The overall structure of PRISM can be seen in PRISM and will be discussed below. The ~prism.Pipeline object plays a key-role in the PRISM framework as it governs all other objects and orchestrates their communications and method calls. It also performs the process of history matching and refocusing (see the PRISM paper for the methodology used in PRISM). It is linked to the model by a user-written ~prism.modellink.ModelLink object (see modellink_crash_course), allowing the ~prism.Pipeline object to extract all necessary model information and call the model. In order to ensure flexibility and clarity, the PRISM framework writes all of its data to one or several HDF5-files using ~h5py, as well as ~numpy.
The analysis of a provided model and the construction of the emulator systems for every output value, starts and ends with the ~prism.Pipeline object. When a new emulator is requested, the ~prism.Pipeline object creates a large Latin-Hypercube design (LHD) of model evaluation samples to get the construction of the first iteration of the emulator systems started. To ensure that the maximum amount of information can be obtained from evaluating these samples, a custom Latin-Hypercube sampling code was written. This produces LHDs that attempt to satisfy both the maximin criterion as well as the correlation criterion. This code is customizable through PRISM and publicly available in the e13Tools Python package.
This Latin-Hypercube design is then given to the Model Evaluator, which through the provided ~prism.modellink.ModelLink object evaluates every sample. Using the resulting model outputs, the Active Parameters for every emulator system (individual data point) can now be determined. Next, depending on the user, polynomial functions will be constructed by performing an extensive Regression process for every emulator system, or this can be skipped in favor of a sole Gaussian analysis (faster, but less accurate). No matter the choice, the emulator systems now have all the required information to be constructed, which is done by calculating the Prior Expectation and Prior Covariance values for all evaluated model samples (E(Di) and Var(Di)).
Afterward, the emulator systems are fully constructed and are ready to be evaluated and analyzed. Depending on whether the user wants to prepare for the next emulator iteration or create a projection (see projections), the Emulator Evaluator creates one or several LHDs of emulator evaluation samples, and evaluates them in all emulator systems, after which an Implausibility Check is carried out. The samples that survive the check can then either be used to construct the new iteration of emulator systems by sending them to the Model Evaluator, or they can be analyzed further by performing a Projection. The ~prism.Pipeline object performs a single cycle by default (to allow for user-defined analysis algorithms), but can be easily set to continuously cycle.

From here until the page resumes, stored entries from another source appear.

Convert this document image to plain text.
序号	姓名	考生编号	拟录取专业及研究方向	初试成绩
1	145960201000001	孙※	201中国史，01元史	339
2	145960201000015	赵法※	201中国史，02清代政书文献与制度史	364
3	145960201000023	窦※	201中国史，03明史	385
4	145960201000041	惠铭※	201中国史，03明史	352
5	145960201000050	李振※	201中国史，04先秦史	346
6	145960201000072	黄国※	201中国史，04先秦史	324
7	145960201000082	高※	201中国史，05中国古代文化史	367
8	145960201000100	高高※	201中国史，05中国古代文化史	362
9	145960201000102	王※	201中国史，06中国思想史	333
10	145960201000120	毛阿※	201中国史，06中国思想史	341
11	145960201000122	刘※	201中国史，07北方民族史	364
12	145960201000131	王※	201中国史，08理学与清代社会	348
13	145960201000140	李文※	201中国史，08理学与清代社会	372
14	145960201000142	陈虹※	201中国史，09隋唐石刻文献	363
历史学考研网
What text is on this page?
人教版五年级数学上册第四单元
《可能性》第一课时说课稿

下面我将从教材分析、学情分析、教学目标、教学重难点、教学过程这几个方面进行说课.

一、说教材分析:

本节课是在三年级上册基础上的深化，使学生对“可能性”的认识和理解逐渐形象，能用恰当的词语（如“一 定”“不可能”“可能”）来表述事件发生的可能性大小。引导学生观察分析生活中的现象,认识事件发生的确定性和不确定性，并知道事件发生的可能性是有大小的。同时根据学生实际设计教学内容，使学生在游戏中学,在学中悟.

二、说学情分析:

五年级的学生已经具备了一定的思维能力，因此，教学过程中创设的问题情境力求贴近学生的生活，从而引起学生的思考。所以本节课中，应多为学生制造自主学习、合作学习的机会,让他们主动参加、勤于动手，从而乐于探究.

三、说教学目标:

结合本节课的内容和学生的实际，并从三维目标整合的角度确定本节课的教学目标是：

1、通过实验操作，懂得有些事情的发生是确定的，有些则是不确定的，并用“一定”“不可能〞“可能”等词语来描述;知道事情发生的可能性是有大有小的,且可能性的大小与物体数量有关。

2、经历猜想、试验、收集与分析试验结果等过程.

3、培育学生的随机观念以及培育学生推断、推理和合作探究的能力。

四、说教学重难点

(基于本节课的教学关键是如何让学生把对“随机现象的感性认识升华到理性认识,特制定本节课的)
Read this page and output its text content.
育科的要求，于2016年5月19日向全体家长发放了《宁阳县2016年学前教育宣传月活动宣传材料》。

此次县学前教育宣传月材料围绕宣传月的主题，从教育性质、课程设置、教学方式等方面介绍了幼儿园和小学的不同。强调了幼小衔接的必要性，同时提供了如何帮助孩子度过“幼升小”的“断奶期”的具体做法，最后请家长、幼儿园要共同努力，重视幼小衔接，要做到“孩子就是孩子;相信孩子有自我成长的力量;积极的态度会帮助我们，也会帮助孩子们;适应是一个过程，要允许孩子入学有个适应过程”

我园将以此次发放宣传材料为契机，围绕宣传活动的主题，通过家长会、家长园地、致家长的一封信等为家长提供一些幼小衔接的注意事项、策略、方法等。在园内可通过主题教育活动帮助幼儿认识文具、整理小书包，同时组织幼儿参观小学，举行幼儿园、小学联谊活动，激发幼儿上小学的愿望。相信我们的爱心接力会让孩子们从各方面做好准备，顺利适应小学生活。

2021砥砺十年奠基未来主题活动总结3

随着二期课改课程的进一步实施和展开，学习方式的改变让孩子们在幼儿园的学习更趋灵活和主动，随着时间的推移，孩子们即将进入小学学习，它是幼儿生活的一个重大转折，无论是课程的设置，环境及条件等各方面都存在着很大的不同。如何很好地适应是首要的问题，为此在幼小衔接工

In addition to the above, PRISM also features a high-level Message Passing Interface (MPI) implementation using the Python package ~mpi4py. All emulator systems in PRISM can be constructed independently from each other, in any order, and only require to communicate when performing the implausibility cut-off checks during history matching. Additionally, since different models and/or architectures require different amounts of computational resources, PRISM can run on any number of MPI processes (including a single one in serial to accommodate for OpenMP codes) and the same emulator can be used on a different number of MPI processes than it was constructed on (e.g., constructing an emulator using 8 MPI processes and reloading it with 6). More details on the MPI implementation and its scaling can be found in MPI.
In using_prism and modellink_crash_course, the various components of PRISM are described more extensively.